Prescindiendo de vasos o jarras, algunos bebían a morro directamente del botellín.
Cosa que a él le resultaba bastante desagradable.
«Se están perdiendo las formas» pensaba a menudo.
El lugar se había convertido en un punto de encuentro entre colegas.
Pelayo Guerrero era una auténtica esponja, se empapaba de cualquier información de manera continua y guardaba cada dato interesante perfectamente compartimentado.
Los nuevos inspectores solían saludarle con cierto respeto dada su reputación, aunque enseguida ignoraban su presencia y sintiéndose en la seguridad de estar entre afines descubrían líneas de investigación de casos pendientes que se supone deberían pertenecer al secreto del sumario.
—Bueno, ¿qué te trae por aquí? —preguntó, quitándose las gafas para limpiar los cristales con el reverso de su corbata.
—Pasaba por el barrio y me apetecía recordar tiempos pasados.
—Ya veo. —Por supuesto, no creía que fuese una casualidad la presencia del artificiero en la taberna.
Se conocieron en la academia y durante algún tiempo compartieron el sueño de llegar a ser los mejores en su especialidad.

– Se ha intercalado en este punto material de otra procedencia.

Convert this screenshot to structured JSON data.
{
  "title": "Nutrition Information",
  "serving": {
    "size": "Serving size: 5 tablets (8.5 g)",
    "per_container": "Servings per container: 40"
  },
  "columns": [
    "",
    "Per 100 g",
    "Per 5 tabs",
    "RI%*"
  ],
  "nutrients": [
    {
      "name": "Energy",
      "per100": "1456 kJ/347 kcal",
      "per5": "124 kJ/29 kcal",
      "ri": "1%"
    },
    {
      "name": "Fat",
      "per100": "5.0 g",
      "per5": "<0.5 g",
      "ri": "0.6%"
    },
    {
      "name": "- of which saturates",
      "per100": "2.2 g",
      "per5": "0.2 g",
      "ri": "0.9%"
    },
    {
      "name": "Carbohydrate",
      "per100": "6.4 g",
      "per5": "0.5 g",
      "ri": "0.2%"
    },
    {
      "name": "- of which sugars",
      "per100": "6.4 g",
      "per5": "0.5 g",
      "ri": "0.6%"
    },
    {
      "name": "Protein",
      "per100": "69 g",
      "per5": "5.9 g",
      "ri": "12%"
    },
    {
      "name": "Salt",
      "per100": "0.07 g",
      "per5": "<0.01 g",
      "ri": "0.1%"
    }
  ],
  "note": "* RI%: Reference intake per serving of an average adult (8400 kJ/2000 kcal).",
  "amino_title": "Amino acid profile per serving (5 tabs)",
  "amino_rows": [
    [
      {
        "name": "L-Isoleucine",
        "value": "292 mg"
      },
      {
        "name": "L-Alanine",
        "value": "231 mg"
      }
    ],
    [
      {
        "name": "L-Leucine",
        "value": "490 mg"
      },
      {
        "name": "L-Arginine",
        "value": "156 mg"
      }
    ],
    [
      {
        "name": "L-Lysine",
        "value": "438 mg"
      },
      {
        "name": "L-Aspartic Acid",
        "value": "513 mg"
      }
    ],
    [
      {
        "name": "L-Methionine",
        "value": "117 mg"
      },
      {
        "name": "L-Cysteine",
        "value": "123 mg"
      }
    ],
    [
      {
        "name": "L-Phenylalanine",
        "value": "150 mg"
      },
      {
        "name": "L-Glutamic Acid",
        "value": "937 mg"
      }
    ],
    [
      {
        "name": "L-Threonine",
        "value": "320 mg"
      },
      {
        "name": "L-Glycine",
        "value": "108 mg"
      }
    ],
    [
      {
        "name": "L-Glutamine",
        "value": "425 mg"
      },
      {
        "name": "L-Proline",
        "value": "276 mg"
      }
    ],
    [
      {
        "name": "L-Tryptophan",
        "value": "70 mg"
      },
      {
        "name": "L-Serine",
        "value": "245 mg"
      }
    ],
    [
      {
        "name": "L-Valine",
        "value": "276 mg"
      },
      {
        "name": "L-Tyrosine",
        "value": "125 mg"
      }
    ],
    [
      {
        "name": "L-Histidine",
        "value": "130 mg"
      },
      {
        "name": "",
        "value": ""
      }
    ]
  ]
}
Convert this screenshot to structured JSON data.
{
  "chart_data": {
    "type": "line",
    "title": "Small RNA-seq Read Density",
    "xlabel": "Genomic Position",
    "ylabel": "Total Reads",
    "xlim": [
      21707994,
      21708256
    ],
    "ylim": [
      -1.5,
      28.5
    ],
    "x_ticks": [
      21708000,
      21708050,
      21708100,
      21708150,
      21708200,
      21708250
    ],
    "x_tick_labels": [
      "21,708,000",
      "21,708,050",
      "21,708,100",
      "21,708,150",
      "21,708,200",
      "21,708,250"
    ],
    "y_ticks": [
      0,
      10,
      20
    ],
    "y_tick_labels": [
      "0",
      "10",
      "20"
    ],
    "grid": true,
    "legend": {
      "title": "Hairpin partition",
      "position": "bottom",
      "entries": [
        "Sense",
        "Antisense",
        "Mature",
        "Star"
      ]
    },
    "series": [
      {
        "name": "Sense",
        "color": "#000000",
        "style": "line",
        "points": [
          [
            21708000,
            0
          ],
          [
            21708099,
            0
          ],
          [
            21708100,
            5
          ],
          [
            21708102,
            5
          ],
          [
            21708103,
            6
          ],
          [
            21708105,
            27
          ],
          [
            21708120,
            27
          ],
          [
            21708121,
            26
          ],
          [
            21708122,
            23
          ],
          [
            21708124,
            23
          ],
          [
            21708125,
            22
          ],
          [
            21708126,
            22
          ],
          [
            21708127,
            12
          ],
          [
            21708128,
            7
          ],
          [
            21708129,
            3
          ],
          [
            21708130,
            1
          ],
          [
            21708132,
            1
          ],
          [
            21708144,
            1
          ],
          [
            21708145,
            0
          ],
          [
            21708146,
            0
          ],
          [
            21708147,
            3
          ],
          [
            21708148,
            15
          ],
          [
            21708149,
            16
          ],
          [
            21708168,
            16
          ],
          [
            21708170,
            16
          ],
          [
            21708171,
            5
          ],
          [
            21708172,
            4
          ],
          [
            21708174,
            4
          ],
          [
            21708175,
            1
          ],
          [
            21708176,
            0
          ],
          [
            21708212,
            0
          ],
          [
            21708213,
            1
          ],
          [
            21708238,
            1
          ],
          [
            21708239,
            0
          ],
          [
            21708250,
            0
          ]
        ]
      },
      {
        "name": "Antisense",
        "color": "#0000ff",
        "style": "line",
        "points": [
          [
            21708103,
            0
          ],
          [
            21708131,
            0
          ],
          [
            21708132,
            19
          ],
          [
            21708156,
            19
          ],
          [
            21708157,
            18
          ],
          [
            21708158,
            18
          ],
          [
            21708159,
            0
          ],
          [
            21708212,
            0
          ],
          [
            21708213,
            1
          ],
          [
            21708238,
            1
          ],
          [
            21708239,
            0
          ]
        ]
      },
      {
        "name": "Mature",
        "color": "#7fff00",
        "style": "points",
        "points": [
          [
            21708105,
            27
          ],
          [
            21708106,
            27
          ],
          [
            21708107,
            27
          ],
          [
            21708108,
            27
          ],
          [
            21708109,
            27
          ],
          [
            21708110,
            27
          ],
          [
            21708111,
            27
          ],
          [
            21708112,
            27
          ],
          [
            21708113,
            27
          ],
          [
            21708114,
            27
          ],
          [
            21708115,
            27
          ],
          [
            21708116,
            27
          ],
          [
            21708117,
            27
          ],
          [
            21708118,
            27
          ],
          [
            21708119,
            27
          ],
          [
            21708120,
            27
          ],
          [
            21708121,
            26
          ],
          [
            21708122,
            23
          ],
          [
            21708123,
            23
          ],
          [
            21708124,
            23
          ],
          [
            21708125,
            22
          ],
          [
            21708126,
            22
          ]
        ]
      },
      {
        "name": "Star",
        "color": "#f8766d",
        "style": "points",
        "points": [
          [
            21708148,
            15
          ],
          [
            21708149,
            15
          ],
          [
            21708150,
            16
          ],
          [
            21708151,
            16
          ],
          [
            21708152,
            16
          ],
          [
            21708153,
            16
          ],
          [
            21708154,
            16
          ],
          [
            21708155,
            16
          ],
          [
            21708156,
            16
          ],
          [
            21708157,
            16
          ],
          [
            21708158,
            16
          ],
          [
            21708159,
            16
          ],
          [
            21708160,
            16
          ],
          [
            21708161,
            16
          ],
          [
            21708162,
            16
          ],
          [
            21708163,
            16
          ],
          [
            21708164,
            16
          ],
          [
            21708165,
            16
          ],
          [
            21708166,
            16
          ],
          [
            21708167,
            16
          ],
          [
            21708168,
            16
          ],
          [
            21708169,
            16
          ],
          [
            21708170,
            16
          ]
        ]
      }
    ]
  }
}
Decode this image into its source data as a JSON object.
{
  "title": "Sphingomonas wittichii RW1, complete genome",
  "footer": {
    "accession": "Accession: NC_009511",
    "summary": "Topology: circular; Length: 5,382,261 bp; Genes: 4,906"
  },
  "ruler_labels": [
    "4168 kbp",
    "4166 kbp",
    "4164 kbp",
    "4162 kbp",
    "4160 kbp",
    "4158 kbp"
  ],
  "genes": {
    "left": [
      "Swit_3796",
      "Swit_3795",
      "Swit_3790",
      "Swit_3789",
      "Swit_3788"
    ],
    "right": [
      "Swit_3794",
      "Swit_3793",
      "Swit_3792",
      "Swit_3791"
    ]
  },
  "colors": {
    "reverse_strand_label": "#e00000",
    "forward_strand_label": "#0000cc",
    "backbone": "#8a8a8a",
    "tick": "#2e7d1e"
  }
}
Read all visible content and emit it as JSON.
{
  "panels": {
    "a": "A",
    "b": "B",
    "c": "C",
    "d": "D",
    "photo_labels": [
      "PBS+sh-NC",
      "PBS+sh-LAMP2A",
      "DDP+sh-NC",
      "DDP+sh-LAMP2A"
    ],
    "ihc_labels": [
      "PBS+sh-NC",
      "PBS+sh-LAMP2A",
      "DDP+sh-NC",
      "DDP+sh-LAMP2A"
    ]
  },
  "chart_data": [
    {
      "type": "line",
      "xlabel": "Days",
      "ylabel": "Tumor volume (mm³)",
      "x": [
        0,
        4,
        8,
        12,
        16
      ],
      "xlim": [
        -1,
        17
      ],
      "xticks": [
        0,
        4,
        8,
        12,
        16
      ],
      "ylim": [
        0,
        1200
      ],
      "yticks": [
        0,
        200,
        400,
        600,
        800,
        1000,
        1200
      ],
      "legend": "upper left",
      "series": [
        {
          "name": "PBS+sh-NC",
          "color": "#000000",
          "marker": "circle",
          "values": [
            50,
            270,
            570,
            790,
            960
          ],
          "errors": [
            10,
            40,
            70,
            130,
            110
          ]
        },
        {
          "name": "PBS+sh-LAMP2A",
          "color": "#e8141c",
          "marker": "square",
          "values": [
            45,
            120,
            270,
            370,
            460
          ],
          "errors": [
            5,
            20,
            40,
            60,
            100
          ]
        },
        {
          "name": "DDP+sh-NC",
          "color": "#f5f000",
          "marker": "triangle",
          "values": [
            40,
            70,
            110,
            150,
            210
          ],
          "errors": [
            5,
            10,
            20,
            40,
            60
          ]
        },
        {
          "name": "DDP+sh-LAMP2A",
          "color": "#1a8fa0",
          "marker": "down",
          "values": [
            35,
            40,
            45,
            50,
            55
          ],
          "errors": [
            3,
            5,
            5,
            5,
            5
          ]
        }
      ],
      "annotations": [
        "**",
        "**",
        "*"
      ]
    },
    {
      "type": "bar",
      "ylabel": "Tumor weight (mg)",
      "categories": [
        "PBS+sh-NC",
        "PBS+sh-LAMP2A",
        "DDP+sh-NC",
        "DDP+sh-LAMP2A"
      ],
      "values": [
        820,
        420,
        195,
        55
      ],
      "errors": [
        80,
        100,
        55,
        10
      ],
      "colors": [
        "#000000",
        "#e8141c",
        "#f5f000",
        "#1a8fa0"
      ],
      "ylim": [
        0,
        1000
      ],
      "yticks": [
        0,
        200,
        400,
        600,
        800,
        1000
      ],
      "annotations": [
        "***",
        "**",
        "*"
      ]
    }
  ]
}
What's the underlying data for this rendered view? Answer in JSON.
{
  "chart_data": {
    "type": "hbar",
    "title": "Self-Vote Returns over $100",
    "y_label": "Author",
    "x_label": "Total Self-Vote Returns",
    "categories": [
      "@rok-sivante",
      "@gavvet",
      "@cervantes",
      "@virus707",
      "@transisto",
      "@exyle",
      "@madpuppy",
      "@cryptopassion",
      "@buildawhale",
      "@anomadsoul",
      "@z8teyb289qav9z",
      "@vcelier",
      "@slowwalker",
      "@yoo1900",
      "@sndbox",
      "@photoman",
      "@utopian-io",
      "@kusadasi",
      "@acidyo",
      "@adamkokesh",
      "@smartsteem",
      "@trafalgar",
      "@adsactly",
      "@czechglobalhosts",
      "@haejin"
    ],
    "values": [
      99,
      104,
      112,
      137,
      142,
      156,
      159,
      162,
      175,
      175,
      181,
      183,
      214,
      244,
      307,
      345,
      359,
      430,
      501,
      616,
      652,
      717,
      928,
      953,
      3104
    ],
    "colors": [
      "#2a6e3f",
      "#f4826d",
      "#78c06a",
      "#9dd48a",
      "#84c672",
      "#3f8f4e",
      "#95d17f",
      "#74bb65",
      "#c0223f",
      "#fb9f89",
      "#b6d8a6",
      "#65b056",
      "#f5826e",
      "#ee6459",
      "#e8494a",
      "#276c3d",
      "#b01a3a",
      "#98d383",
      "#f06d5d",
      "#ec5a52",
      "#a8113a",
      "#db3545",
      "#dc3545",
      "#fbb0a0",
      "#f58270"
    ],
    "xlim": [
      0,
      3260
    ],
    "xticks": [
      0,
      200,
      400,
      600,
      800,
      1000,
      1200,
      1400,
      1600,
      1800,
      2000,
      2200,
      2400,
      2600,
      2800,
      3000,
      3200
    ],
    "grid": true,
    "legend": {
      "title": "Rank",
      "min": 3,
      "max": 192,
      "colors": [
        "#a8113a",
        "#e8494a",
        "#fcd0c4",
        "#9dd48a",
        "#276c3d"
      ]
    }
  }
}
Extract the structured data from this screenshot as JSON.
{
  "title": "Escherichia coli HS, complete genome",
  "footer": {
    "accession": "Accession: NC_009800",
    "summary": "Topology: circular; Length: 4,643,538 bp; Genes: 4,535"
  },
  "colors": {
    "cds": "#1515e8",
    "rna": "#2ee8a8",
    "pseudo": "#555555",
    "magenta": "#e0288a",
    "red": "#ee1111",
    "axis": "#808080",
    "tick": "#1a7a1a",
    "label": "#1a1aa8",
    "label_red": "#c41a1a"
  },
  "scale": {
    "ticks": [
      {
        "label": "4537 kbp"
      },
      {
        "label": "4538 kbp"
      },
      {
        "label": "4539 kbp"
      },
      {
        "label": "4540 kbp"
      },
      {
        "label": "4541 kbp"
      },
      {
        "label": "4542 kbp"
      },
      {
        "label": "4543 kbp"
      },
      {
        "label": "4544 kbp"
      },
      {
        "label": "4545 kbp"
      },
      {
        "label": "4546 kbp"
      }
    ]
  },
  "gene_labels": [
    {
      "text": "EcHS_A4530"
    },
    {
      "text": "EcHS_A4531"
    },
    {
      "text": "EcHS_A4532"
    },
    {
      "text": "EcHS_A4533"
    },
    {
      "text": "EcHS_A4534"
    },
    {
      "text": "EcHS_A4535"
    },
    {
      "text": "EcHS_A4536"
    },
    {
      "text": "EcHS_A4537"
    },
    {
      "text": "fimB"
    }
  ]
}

Habían creado vínculos afectivos forjados por el contacto cotidiano.
Con el tiempo acabaron convertidos en viejos compadres, de esos que pueden confiar ciegamente el uno en el otro.
Después, cada uno se internó por caminos profesionalmente divergentes.
Se notaba que Pelayo se sentía a gusto instalado en un ambiente conocido y seguro. Sin duda alguna, lo más cercano a su zona de confort.
Sujetaba con mano firme su copa, siempre la misma, no necesitaba cambiarla por una nueva.
Un signo con el pulgar levantado, y el barman vertía otra generosa medida de brandy.
También, siempre de la misma marca.
—No pienso volver a casarme —soltó de improviso y sin venir a cuento Pelayo—, porque no nos engañemos, todos sabemos cómo suelen acabar los divorcios. Económicamente, el marido siempre termina trasquilado, cornudo y apaleado —afirmó categórico.
«A quién coño le puede interesar que te cases o que no te cases» pensó Rodrigo para sí.
Se armó de paciencia.
Pelayo solía rematar sus peroratas con frases lapidarias.
Confesaba sin rubor a quien estuviese dispuesto a escucharle que para él el divorcio, y ya iba por el tercero, era más bien como una liberación en lugar de una pérdida.
—¿Y a ti qué tal te va con tu mujer? —preguntó el exinspector al ver que Rodrigo no se daba por aludido.
—No era mi mujer, solo vivíamos juntos y nos separamos hace ya bastante tiempo —informó Rodrigo—. Ya sabes, diferencias irreconciliables que impedían la convivencia. Su cableado sensorial comenzó a sufrir continuos cortocircuitos.
—En otras palabras, se le fundieron los plomos —tradujo Pelayo a lenguaje coloquial, acompañando sus palabras con una sonora carcajada.
—Sí, algo así —confirmó Rodrigo.
Acostumbrado a las elucubraciones de su colega, quien siempre te sorprendía con salidas de esas que no te esperas, Rodrigo trató de capear el temporal cambiando de tema.
Como de costumbre, no tuvo éxito.
Cuando a Pelayo se le metía algo entre ceja y ceja no paraba y continuaba exprimiendo el tema hasta la última gota.